Marco ha fatto molte fotografie per cercare di testimoniare la differenza che c’è tra nord e sud del mondo: “Mi sembrava di essere in un film, la vita della gente che ho conosciuto trascorre tra quel poco lavoro che ha e la fatica di trovare qualcosa da mettere insieme per il pranzo e la cena, ogni giorno. Si vive in abitazioni povere, si dorme per terra, sulle stuoie. Si cucina sulle pietre, sul fuoco vivo. Non ci sono divertimenti, raramente ci si ritrova. Solo alla Messa ho visto tante anime; lì davvero si riuniscono tutti, ci sono anche tantissimi bambini e la funzione è molto partecipata”.

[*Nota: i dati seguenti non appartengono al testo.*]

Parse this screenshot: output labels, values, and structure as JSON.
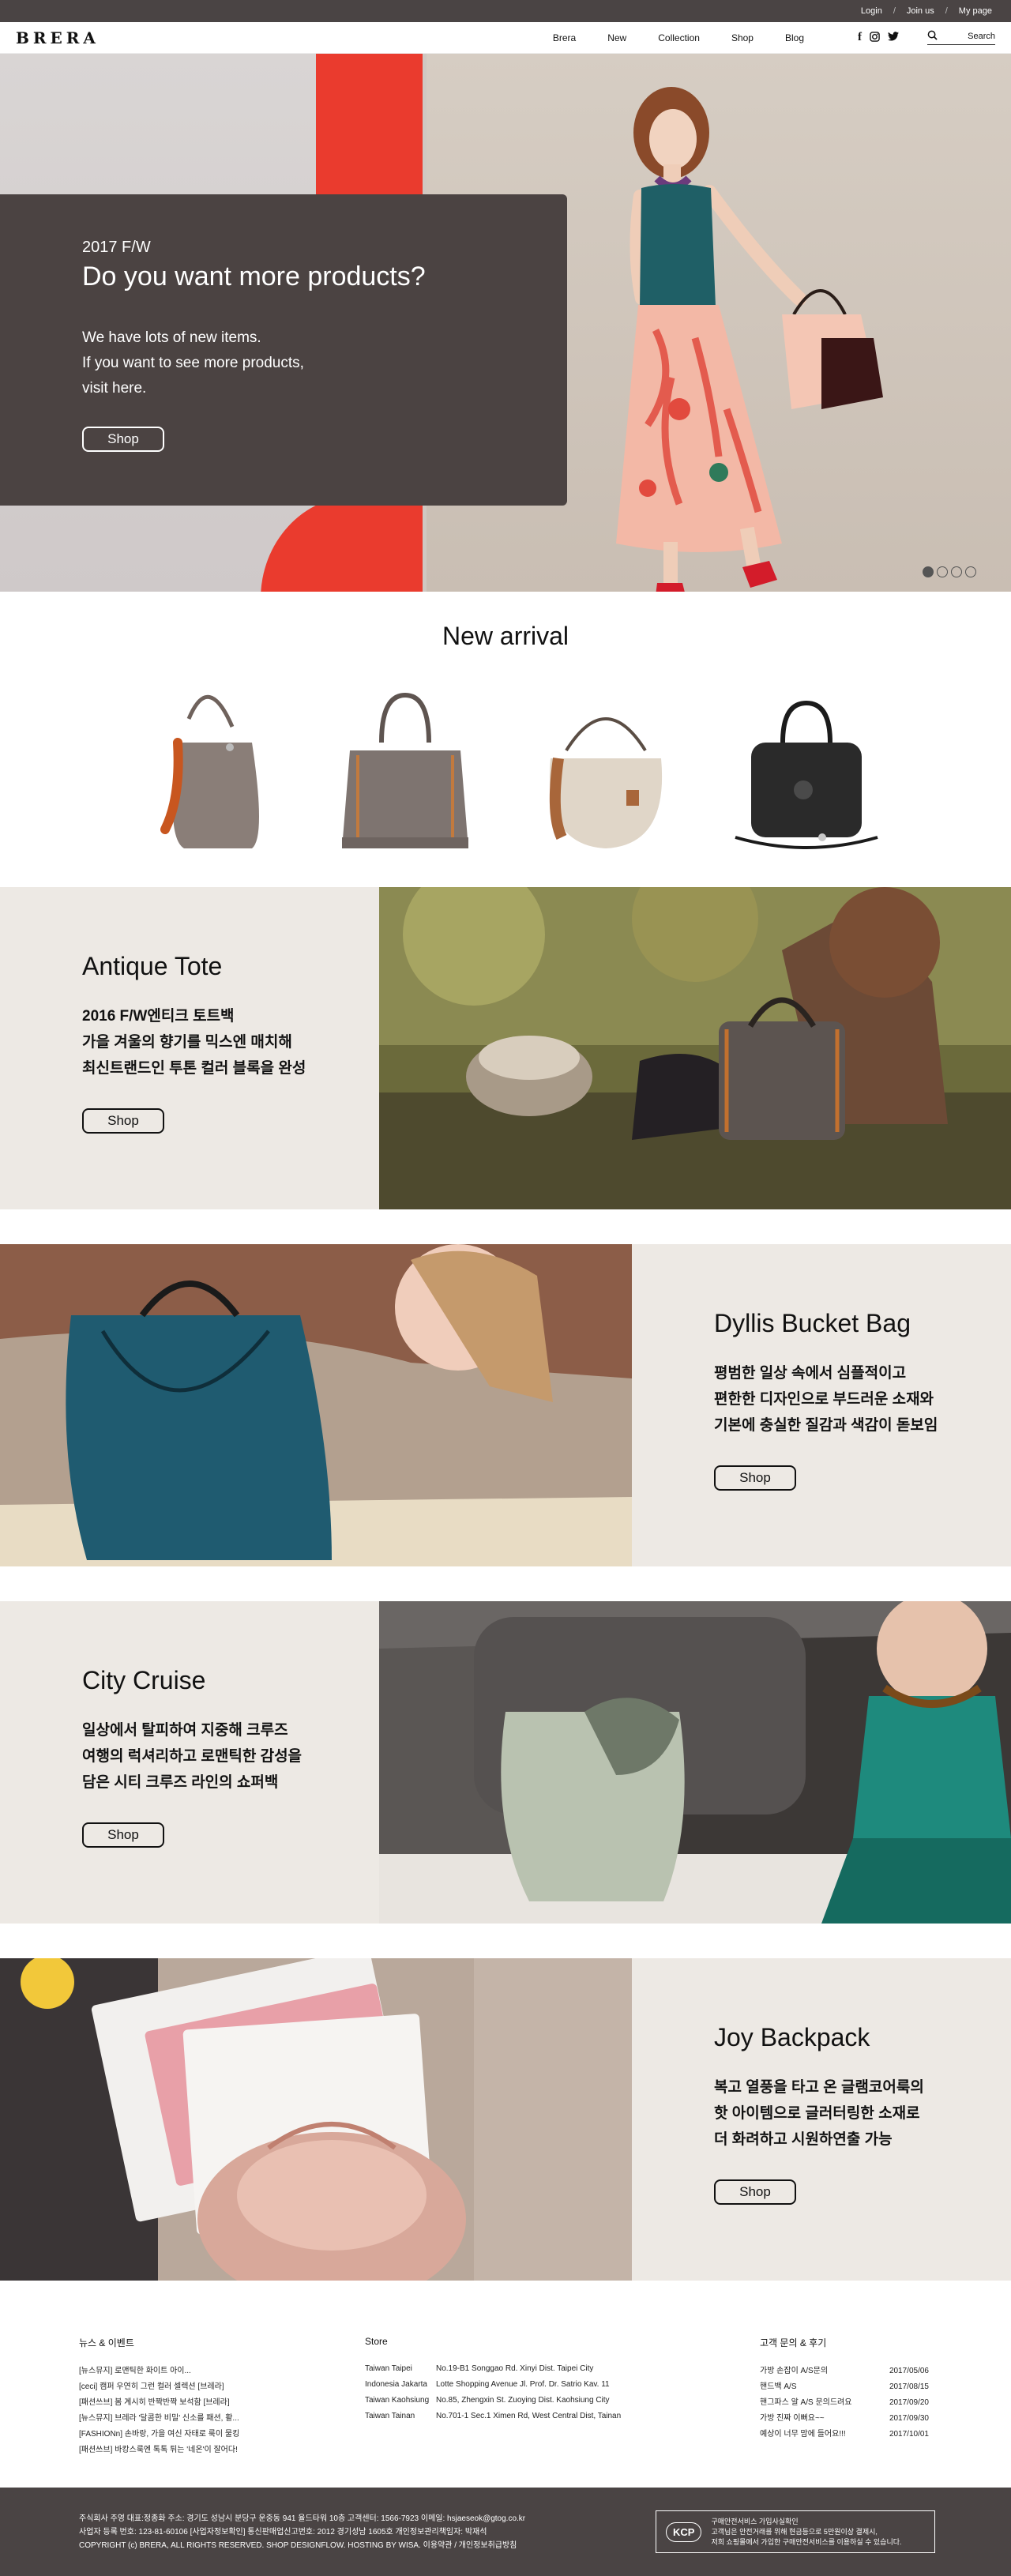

Tutto questo si vede anche dalle foto che Marco ha scattato; e si percepisce soprattutto la gioia negli occhi dei bambini, felici di ricevere un piccolo gioco o, semplicemente, di essere fotografati: “Non hanno specchi – prosegue – quindi una fotografia, per loro, è una scoperta ogni volta. Quando qualcuno si accorge che stai mettendo a fuoco qualcosa, subito si aggiunge festoso al gruppo. E poi, ognuno, non vede l’ora di cercarsi e di rivedersi nelle immagini”.
Calarsi nella vita di tutti i giorni per Marco è stato, tutto sommato, piuttosto facile. Appena arrivato, ha dato notizie a casa e poi ha spento il cellulare: “Solo in questa maniera potevo vivere appieno questa esperienza. Stando al telefono mi sarei certamente perso qualcosa di importante”.

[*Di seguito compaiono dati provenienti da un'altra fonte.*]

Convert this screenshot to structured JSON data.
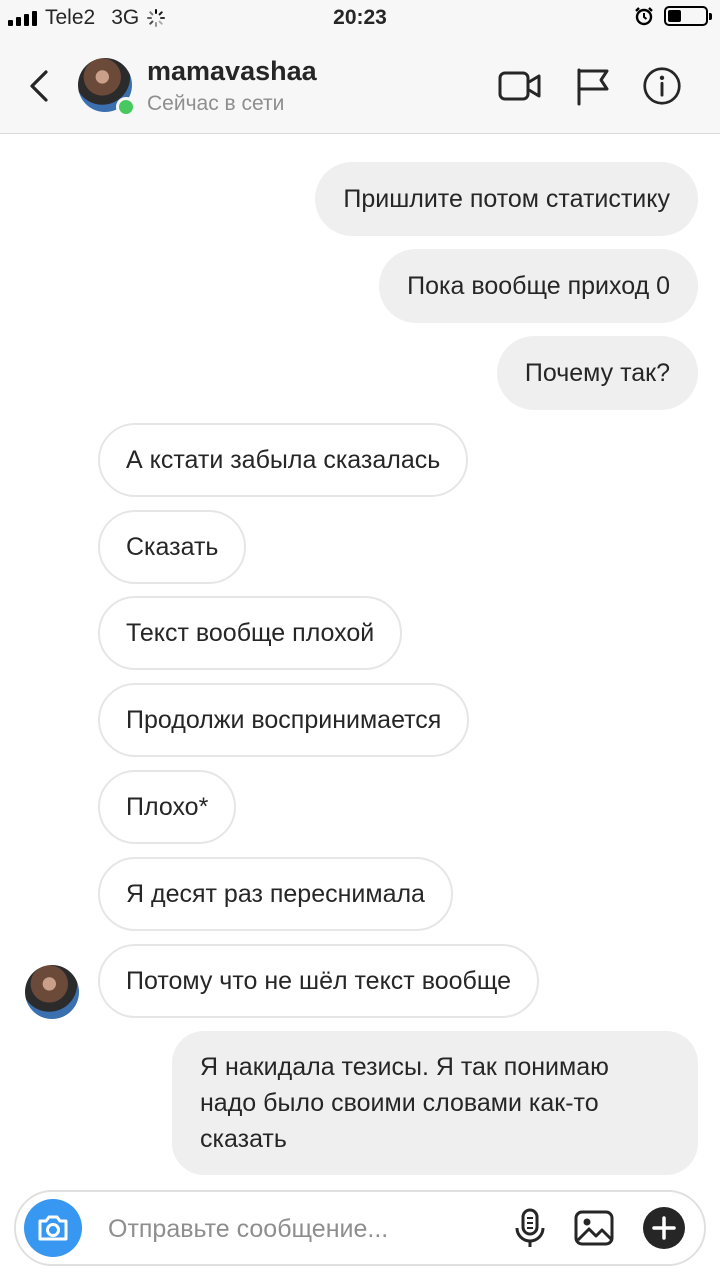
{
  "status_bar": {
    "carrier": "Tele2",
    "network": "3G",
    "time": "20:23",
    "battery_level": 0.35
  },
  "header": {
    "username": "mamavashaa",
    "presence": "Сейчас в сети",
    "icons": [
      "back-chevron-icon",
      "video-call-icon",
      "flag-icon",
      "info-icon"
    ]
  },
  "messages": [
    {
      "side": "out",
      "text": "Пришлите потом статистику"
    },
    {
      "side": "out",
      "text": "Пока вообще приход 0"
    },
    {
      "side": "out",
      "text": "Почему так?"
    },
    {
      "side": "in",
      "text": "А кстати забыла сказалась"
    },
    {
      "side": "in",
      "text": "Сказать"
    },
    {
      "side": "in",
      "text": "Текст вообще плохой"
    },
    {
      "side": "in",
      "text": "Продолжи воспринимается"
    },
    {
      "side": "in",
      "text": "Плохо*"
    },
    {
      "side": "in",
      "text": "Я десят раз переснимала"
    },
    {
      "side": "in",
      "text": "Потому что не шёл текст вообще"
    },
    {
      "side": "out",
      "text": "Я накидала тезисы. Я так понимаю надо было своими словами как-то сказать"
    }
  ],
  "composer": {
    "placeholder": "Отправьте сообщение...",
    "value": "",
    "icons": [
      "camera-icon",
      "microphone-icon",
      "gallery-icon",
      "plus-icon"
    ]
  },
  "colors": {
    "accent": "#3897f0",
    "online": "#48c95f",
    "outgoing_bubble": "#efefef"
  }
}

Continua a raccontarmi della vita quotidiana, della giornata regolata unicamente dal sole, che comincia alle 5 del mattino, quando le suore si alzano e pregano e partecipano alla Messa, assieme ai padri. Alle 7 inizia la scuola e quando cala il sole tutto finisce: la luce nella missione è presente solo poche ore al giorno. Non ci si preoccupa di come ci si veste, di cosa si mangia: la gente consuma soprattutto polenta con fagioli o verdure, ogni tanto qualche gallina. Poco altro. Nella missione, Marco ha mangiato cibi colombiani preparati dalle sorelle che provengono dalla Colombia, poi pesce, animali da cortile e riso. Per le strade ci sono dei mercati, “ma non i mercati come li intendiamo noi. Mercato, per loro, è una vendita su banchetti improvvisati o per terra: alcuni preparano il pane (che anche le suore della missione acquistano), altri rivendono cose comprate poco prima. Le strade sono polverose, e tutto si svolge lì, tra la povertà più assoluta”.
Sconvolgente è la parte del racconto sugli ospedali. È andato a trovare alcune donne che avevano partorito da poco. Ha trovato una sala parto che difficilmente noi possiamo anche solo immaginare: lettini sporchi, rivestiti di coperte e stracci ancora più sudici, strumenti (quei pochi) ovviamente non sterilizzati, mamme e neonati in luoghi che di igienico non avevano assolutamente niente.
Marco si ferma col suo racconto e mi mostra oltre un centinaio di scatti che testimoniano le parole che ho sentito: ragazzini sorridenti e felici che stringono in mano un dono appena ricevuto, carri stracolmi di poveri beni che rappresentano le uniche ricchezze di questa gente, polvere e sassi dappertutto, ma principalmente sorrisi. Gli piacerebbe molto tornare, ma non sa ancora se lo farà. È presto per dirlo. Al momento è in contatto con le suore che gli raccontano i guai quotidiani e le necessità.
Gli piacerebbe poter mettere insieme qualcosa per aiutarle, poter rimediare altri soldi per acquistare, ad esempio, qualche macchina da cucire per ampliare il progetto della scuola. La comunità santarcangiolese si è sempre dimostrata grande di fronte alle necessità: sono sicura che quando Marco organizzerà qualcosa, saranno in tanti a sostenerlo.